Why don't elves sleep and dream ? 

Because they dream when they are awake, thinking they are great and mighty heroes. (By the way, _rêverie_ is really only a word for daydream).


----------



## Thresher

What do you call a party of elves entombed in the Temple of elemental evil?

A good start

Whats the difference between a cart full of rocks and a cart full of elves?

You cant unload a cart full of rocks with a pitchfork


----------



## Apok

Great stuff so far, guys.  Keep it comin'!  

Oh, and *Bump*


----------



## Gunslinger

Not a joke, but a damn funny quote from 8-Bit Theater:

"Yeah, we're real scared of elves!  I hope they don't prance around with honey dew and frolick amonsgt the gumdrop trees." 

-Black Mage


----------



## thalmin

What do you call an elf that marries an orc?  A social climber.


----------



## Mathew_Freeman

How many elves does it take to light a torch?

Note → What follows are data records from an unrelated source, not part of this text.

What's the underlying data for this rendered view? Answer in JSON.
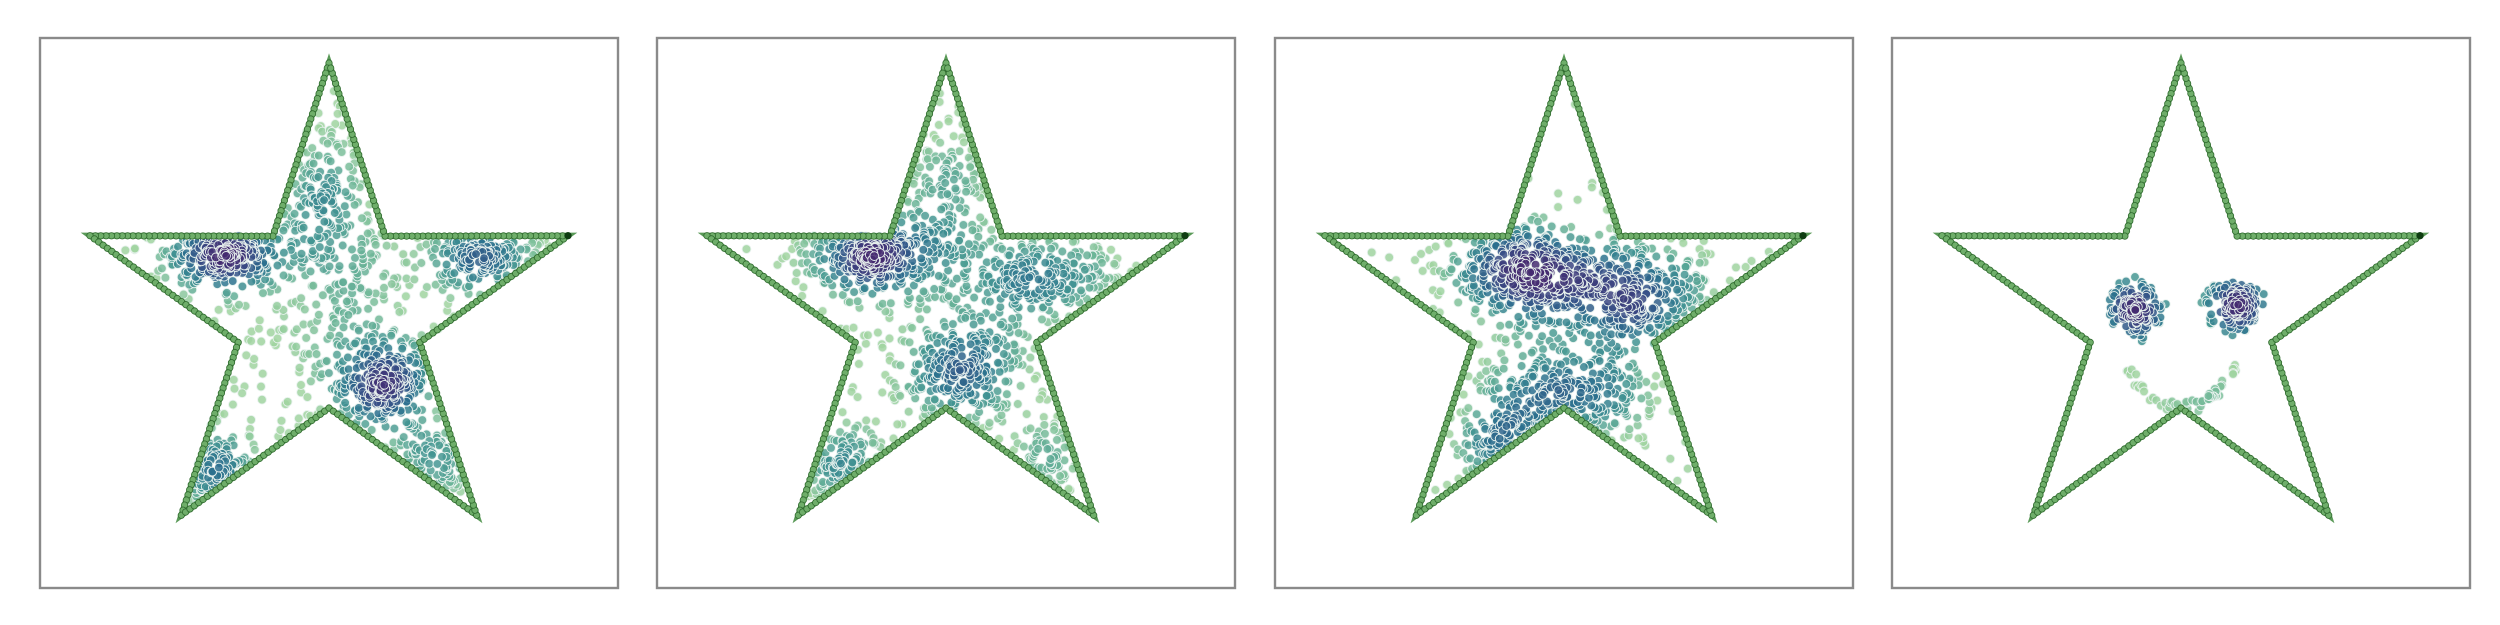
{
  "chart_data": [
    {
      "type": "scatter",
      "panel": 1,
      "title": "",
      "xlabel": "",
      "ylabel": "",
      "grid": false,
      "xlim": [
        -1.15,
        1.15
      ],
      "ylim": [
        -1.1,
        1.1
      ],
      "boundary": {
        "shape": "star",
        "color": "#5a9a58",
        "outer_radius": 1.0,
        "inner_radius": 0.38
      },
      "clusters": [
        {
          "x": -0.42,
          "y": 0.26,
          "sx": 0.12,
          "sy": 0.07,
          "n": 260
        },
        {
          "x": 0.2,
          "y": -0.28,
          "sx": 0.11,
          "sy": 0.1,
          "n": 260
        },
        {
          "x": 0.62,
          "y": 0.22,
          "sx": 0.15,
          "sy": 0.06,
          "n": 170
        },
        {
          "x": -0.45,
          "y": -0.65,
          "sx": 0.1,
          "sy": 0.09,
          "n": 120
        },
        {
          "x": 0.0,
          "y": 0.45,
          "sx": 0.1,
          "sy": 0.22,
          "n": 190
        },
        {
          "x": 0.42,
          "y": -0.62,
          "sx": 0.09,
          "sy": 0.1,
          "n": 90
        },
        {
          "x": -0.02,
          "y": 0.05,
          "sx": 0.5,
          "sy": 0.35,
          "n": 300
        }
      ]
    },
    {
      "type": "scatter",
      "panel": 2,
      "title": "",
      "xlabel": "",
      "ylabel": "",
      "grid": false,
      "xlim": [
        -1.15,
        1.15
      ],
      "ylim": [
        -1.1,
        1.1
      ],
      "boundary": {
        "shape": "star",
        "color": "#5a9a58",
        "outer_radius": 1.0,
        "inner_radius": 0.38
      },
      "clusters": [
        {
          "x": -0.3,
          "y": 0.24,
          "sx": 0.13,
          "sy": 0.08,
          "n": 300
        },
        {
          "x": 0.05,
          "y": -0.25,
          "sx": 0.15,
          "sy": 0.12,
          "n": 280
        },
        {
          "x": 0.38,
          "y": 0.15,
          "sx": 0.17,
          "sy": 0.08,
          "n": 220
        },
        {
          "x": -0.4,
          "y": -0.62,
          "sx": 0.1,
          "sy": 0.09,
          "n": 110
        },
        {
          "x": 0.0,
          "y": 0.48,
          "sx": 0.1,
          "sy": 0.2,
          "n": 140
        },
        {
          "x": 0.38,
          "y": -0.62,
          "sx": 0.09,
          "sy": 0.1,
          "n": 70
        },
        {
          "x": 0.0,
          "y": 0.05,
          "sx": 0.45,
          "sy": 0.35,
          "n": 200
        }
      ]
    },
    {
      "type": "scatter",
      "panel": 3,
      "title": "",
      "xlabel": "",
      "ylabel": "",
      "grid": false,
      "xlim": [
        -1.15,
        1.15
      ],
      "ylim": [
        -1.1,
        1.1
      ],
      "boundary": {
        "shape": "star",
        "color": "#5a9a58",
        "outer_radius": 1.0,
        "inner_radius": 0.38
      },
      "clusters": [
        {
          "x": -0.2,
          "y": 0.18,
          "sx": 0.16,
          "sy": 0.1,
          "n": 330
        },
        {
          "x": 0.28,
          "y": 0.08,
          "sx": 0.18,
          "sy": 0.12,
          "n": 320
        },
        {
          "x": 0.02,
          "y": -0.35,
          "sx": 0.2,
          "sy": 0.12,
          "n": 280
        },
        {
          "x": -0.15,
          "y": -0.55,
          "sx": 0.15,
          "sy": 0.08,
          "n": 120
        },
        {
          "x": 0.0,
          "y": 0.0,
          "sx": 0.42,
          "sy": 0.32,
          "n": 170
        }
      ]
    },
    {
      "type": "scatter",
      "panel": 4,
      "title": "",
      "xlabel": "",
      "ylabel": "",
      "grid": false,
      "xlim": [
        -1.15,
        1.15
      ],
      "ylim": [
        -1.1,
        1.1
      ],
      "boundary": {
        "shape": "star",
        "color": "#5a9a58",
        "outer_radius": 1.0,
        "inner_radius": 0.38
      },
      "clusters": [
        {
          "x": -0.18,
          "y": 0.02,
          "sx": 0.04,
          "sy": 0.04,
          "n": 90
        },
        {
          "x": 0.23,
          "y": 0.02,
          "sx": 0.04,
          "sy": 0.04,
          "n": 90
        }
      ],
      "rings": [
        {
          "x": -0.18,
          "y": 0.02,
          "r": 0.1,
          "n": 45
        },
        {
          "x": 0.2,
          "y": 0.02,
          "r": 0.1,
          "n": 45
        }
      ],
      "arcs": [
        {
          "x": 0.0,
          "y": -0.15,
          "r": 0.22,
          "from_deg": 200,
          "to_deg": 345,
          "n": 55
        }
      ]
    }
  ]
}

Two, one to light a torch, the other to compose an epic ballad about why the torch had to be lit, so that future generations can remember this proud day in the history of elven kind.


----------



## Sixchan

Gez said:
			
		

> *Not a joke per se, but still an argument that may be appropriate for one of these "I'm a superior race" elves:
> 
> *




You know, I've never thought of having Nazi elves in a campaign.  If I ever do a modern version of a fantasy setting, this could offset all the tree-huggin' hippie elves!  Ooo...


----------



## Angcuru

Even though I'm Pro-Elf...I'll help ya out..............by not insulting dwarves.


----------



## Andion Isurand

I'm not an uptight, elitist, pansy spellcasting elf.

I'm actually a bit of an outsider in my relationship with many elven arcane acedemic communities, mainly because I find many of their members to be rather borish.


----------